### Imports

In [1]:
import pandas as pd
import numpy as np
import matplotlib.pyplot as plt
import seaborn as sns

## preprocessing
from sklearn.model_selection import train_test_split
from sklearn.preprocessing import LabelEncoder

## preprocessing - NLP
from sklearn.feature_extraction.text import CountVectorizer, TfidfVectorizer
from nltk import word_tokenize
from nltk.stem import WordNetLemmatizer

## workflow
from sklearn.pipeline import Pipeline
from sklearn.compose import ColumnTransformer
from sklearn.model_selection import GridSearchCV

## models
from sklearn.dummy import DummyClassifier
from sklearn.linear_model import LogisticRegression
from sklearn.neighbors import KNeighborsClassifier

## metrics
from sklearn.metrics import accuracy_score, balanced_accuracy_score, recall_score, precision_score, f1_score, confusion_matrix

In [2]:
%run 00_Workflow_Functions.ipynb import na_only

In [3]:
# recovering train and test data
%store -r stored_data

In [4]:
X_train = stored_data['X_train']
X_test = stored_data['X_test']

y_train_encoded = stored_data['y_train_encoded']
y_test_encoded = stored_data['y_test_encoded']

### Vectorizing Data

For our first model iteration, we will do a simple vectorization of text data.
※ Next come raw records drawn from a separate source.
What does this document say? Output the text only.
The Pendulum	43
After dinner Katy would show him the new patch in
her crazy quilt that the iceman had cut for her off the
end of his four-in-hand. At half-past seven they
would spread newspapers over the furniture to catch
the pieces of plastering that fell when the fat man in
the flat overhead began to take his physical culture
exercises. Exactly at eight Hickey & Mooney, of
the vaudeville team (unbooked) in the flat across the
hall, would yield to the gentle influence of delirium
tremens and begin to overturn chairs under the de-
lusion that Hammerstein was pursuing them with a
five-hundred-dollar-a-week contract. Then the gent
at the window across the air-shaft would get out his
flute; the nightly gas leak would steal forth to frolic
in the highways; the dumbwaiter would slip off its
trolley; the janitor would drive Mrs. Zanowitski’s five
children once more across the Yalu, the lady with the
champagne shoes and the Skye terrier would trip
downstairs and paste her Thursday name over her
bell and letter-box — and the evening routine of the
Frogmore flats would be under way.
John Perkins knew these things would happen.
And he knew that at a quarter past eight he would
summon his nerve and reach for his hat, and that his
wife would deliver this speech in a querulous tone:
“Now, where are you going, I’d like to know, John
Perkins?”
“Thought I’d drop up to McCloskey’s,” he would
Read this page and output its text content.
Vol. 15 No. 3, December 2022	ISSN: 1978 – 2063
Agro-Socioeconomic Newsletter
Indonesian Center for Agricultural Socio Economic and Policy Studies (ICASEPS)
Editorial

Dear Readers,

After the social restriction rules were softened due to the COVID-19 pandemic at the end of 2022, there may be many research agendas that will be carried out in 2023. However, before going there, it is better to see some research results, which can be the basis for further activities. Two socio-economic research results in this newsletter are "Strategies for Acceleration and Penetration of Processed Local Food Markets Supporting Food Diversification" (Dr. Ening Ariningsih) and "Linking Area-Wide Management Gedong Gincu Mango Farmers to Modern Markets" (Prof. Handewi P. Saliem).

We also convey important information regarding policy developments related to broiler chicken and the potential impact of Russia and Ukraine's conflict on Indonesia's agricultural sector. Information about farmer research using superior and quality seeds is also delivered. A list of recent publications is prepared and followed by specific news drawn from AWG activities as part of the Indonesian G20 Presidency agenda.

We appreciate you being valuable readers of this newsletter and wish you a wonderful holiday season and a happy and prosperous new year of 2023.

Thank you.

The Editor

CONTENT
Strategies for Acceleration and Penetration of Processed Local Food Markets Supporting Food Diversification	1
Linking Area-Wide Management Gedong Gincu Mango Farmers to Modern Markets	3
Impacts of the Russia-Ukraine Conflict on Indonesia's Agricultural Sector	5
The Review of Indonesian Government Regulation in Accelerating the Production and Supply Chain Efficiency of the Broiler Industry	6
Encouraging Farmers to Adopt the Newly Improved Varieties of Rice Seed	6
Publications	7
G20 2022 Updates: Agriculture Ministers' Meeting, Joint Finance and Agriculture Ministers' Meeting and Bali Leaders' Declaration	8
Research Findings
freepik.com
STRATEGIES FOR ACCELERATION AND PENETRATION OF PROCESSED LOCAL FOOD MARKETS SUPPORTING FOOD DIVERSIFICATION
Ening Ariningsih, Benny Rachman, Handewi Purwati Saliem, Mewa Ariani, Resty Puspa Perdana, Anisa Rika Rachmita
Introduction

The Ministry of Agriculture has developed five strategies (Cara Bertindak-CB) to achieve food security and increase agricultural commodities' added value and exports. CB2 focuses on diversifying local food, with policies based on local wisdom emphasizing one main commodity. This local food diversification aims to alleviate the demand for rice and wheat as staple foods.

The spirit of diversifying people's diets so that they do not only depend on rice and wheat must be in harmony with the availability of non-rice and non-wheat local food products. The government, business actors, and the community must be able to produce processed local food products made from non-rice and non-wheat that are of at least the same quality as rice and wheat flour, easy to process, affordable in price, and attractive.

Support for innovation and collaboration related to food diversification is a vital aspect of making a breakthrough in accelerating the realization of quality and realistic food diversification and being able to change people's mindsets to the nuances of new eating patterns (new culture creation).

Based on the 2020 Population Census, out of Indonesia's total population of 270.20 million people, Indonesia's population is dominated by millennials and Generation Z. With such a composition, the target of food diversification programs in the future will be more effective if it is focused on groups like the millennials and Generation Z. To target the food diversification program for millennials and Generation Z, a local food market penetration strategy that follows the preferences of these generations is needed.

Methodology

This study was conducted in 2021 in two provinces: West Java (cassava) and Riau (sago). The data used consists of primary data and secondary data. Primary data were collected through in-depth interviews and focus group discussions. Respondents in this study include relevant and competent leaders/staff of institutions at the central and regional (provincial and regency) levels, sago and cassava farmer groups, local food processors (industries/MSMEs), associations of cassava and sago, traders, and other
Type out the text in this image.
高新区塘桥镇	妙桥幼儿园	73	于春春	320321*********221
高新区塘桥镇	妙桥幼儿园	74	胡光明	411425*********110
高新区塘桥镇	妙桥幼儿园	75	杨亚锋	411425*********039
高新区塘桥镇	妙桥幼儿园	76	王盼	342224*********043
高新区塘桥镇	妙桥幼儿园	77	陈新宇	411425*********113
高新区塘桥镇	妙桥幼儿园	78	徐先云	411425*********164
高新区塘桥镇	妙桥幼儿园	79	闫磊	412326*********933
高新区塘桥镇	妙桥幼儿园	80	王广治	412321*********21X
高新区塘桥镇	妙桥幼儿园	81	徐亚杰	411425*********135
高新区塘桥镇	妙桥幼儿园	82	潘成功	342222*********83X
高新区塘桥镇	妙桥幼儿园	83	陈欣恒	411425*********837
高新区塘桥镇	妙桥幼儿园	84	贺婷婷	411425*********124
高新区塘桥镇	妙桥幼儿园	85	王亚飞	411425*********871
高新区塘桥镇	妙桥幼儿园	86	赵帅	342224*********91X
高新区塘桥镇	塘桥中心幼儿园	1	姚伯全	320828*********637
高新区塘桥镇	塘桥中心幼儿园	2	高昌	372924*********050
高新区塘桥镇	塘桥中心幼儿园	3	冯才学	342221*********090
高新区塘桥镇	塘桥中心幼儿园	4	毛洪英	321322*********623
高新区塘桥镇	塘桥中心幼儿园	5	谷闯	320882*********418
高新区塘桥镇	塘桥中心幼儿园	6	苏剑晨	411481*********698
We will then evaluate our model performance and further engineer our text features.

In [5]:
cvec = CountVectorizer()

In [6]:
cvec.fit_transform(X_train).A

array([[0, 0, 0, ..., 0, 0, 0],
       [0, 0, 0, ..., 0, 0, 0],
       [0, 0, 0, ..., 0, 0, 0],
       ...,
       [0, 0, 0, ..., 0, 0, 0],
       [0, 0, 0, ..., 0, 0, 0],
       [0, 0, 0, ..., 0, 0, 0]], dtype=int64)

In [8]:
X_train_cvec = pd.DataFrame(cvec.fit_transform(X_train).A, columns=cvec.get_feature_names_out())
X_test_cvec = pd.DataFrame(cvec.transform(X_test).A, columns=cvec.get_feature_names_out())
X_train_cvec.head(5)

Unnamed: 0,00,000,00001,026_007_plumb_repair,03,03am,04,054fd209,08,087,...,還是因為距離,還會陷入愛情嗎,那些懵懂而青澀的過往,那些沒有結果的感情,那個你本以為忘記的人,都成眷屬,都會實現,都會結果,都有可能改變你的生活,餘生
0,0,0,0,0,0,0,0,0,0,0,...,0,0,0,0,0,0,0,0,0,0
1,0,0,0,0,0,0,0,0,0,0,...,0,0,0,0,0,0,0,0,0,0
2,0,0,0,0,0,0,0,0,0,0,...,0,0,0,0,0,0,0,0,0,0
3,0,0,0,0,0,0,0,0,0,0,...,0,0,0,0,0,0,0,0,0,0
4,0,0,0,0,0,0,0,0,0,0,...,0,0,0,0,0,0,0,0,0,0


In [10]:
print(X_train_cvec.shape, X_test_cvec.shape)

(1857, 12373) (619, 12373)


Both train and test splits have been successfully vectorized.